# Problems with emulsion - small and large holes popping up when coating



## jackneale (Aug 18, 2010)

Hi everyone,

I'm having some issues when coating my screens with emulsion. 

I am coating both sides of the screens using Autosol 5000 emulsion in a life safe environment (my loft/attic).

I have left the screens to dry for approximately 24 hours and a few of them are still wet. The loft/attic is quite cool - could that be why they haven't all dried? 

My main issue is that I keep getting both small and large holes pop up on some of my screens. I can never get a smooth coat that has no imperfections. What am I doing me wrong? It's getting on my nerves.

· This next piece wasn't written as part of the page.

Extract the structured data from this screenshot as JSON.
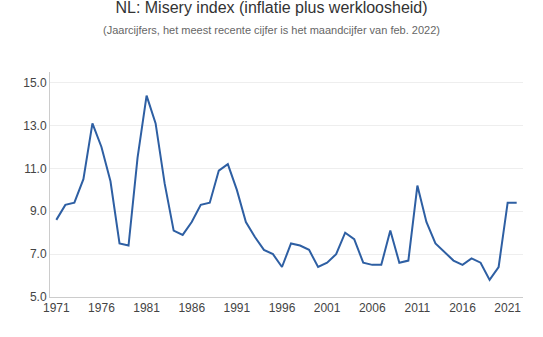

Please somebody help! Thank's for your help guys.

Jack

Please see images below.


----------



## jackneale (Aug 18, 2010)

*light safe
*what am I doing wrong?


----------



## Ripcord (Sep 2, 2006)

Those holes can be caused by oil on the screen repelling the water based emulsion. The oil can be from touching the screen with your hands, ink residue or chemicals that weren't properly rinsed out. Make sure your screens are thoroughly clean and dry before you coat. As an added step you can scrub a clean screen down with some detergent/ water solution to degrease the screen, however I've found that if you do a good job cleaning and reclaiming the screen degreasing isn't necessary (the solvent you wash the ink out with is in fact a degreaser...)


----------



## Celtic (Feb 19, 2008)

Agreed. Your screen contaminants are forming resists.
I always degrease my screens.
Also, you want your emulsion to be completely dry before exposing. 
If they're slimy when you rinse after exposing, they weren't fully dry before exposure.
Cooler temps as well as humidity affect the speed or slowness of your drying. 
Hmm, also, if your attic is dusty, you'll have dust getting into your emulsion as it dries too.

Hope this helps.


----------



## jackneale (Aug 18, 2010)

Thanks for the help Ripcord and Celtic. I didn't think touching the Screens would be such a big deal. I'll reclaim the screens tonight and give them a nice clean with degreaser. Thanks again


----------



## PSGMark (Oct 6, 2010)

People call those holes fish eyes. These guys are correct, oils in the ink that is left in the screen is pushing the emulsion away. Degrease and dehaze. There are a few dehazers out there that will remind you of hand cleaner - slightly gritty. We use an Enviro Block (basically a really good styrofoam block) to dehaze. Our scrub pads were leaving little pieces behind and these block don't and do a great job. Dry your screens in a dry environment. Maybe invest in a dehumidifier. We run around 65% - 70% humidity, but we have a DTS and don't want to dry the heads out. A little airflow might also help, just don't blow dust around.


----------



## jackneale (Aug 18, 2010)

Thanks Mark I really appreciate your response. I'm going to coat my screens in a different room where there isn't any dust (the attic is probably the worst place). I'll be buying a styrofoam block as you suggested and will consider purchasing a dehumidifier. Thanks again.


----------